Consumer protection: California passes law to protect neural data
After Colorado, California is now also passing a law to protect consumers' brain data.
California has passed a law that expands the California Consumer Privacy Act (CCPA) and classifies neural data as personally sensitive information. This makes California the second US state after Colorado to legally protect data produced with the help of neurotechnology.
Similar laws already exist in Chile and Rio Grande do Sul , as the Neurorights Foundation writes on X. According to the Californian law, neural data is "information that is generated by measuring the activity of a consumer's central or peripheral nervous system and that is not derived from non-neural information". With the passing of the law, neural data now receives the same CCPA protection as, for example, genetic data, biometric data, geodata and consumer data.
However, the law only affects neural data collected by non-invasive medical neurotechnologies.
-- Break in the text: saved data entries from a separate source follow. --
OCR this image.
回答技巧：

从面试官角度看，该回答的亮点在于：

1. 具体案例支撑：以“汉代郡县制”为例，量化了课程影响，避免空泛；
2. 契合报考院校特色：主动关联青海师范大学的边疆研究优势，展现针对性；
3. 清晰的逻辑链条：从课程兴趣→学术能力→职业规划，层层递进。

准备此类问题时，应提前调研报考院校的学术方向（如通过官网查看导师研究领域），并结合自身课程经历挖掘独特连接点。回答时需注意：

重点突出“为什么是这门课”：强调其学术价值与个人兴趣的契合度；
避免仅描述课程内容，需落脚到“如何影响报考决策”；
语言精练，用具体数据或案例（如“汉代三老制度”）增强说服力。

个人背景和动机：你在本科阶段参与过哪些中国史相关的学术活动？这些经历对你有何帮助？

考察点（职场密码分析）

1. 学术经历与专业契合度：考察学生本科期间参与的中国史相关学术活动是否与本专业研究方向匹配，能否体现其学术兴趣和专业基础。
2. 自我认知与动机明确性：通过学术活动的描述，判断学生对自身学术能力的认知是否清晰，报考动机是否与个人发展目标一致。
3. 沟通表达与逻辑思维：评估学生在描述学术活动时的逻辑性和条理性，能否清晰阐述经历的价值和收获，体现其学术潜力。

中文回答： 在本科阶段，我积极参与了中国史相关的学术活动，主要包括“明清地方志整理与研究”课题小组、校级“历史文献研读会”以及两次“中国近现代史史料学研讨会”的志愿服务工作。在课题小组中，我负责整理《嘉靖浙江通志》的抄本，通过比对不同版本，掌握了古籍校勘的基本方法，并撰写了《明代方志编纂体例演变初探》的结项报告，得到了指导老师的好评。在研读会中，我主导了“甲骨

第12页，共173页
Invasive neurotechnologies are already subject to the Health Insurance Portability and Accountability Act, writes Legaltech News.
Commercial use of data, vague laws
The CCPA applies to for-profit companies with annual gross revenues of $25 million or more that buy, sell or share personal information of at least 100,000 California residents or households. They must also generate at least 50 percent of their annual revenue from the sale or sharing of resident data. Meta's AR glasses "Orion" could fall under this law. However, a number of different start-ups would fall below this threshold.
Nita Farahany, Professor of Law and Philosophy at Duke Science and Society, welcomes the law. In a Linkedin post, she describes the definitions in California and Colorado as too vague. In her opinion, data collected through EEGs, eye-tracking or wearables could also provide information about a person's condition – for example about stress or emotions. However, this data is not protected.
In addition, the draft law excludes anonymized or aggregated data. However, the individuals from whom the data originates could be de-anonymized in combination with other sources. Farahany and her team write more about this in a paper recently published in the journal Neuron.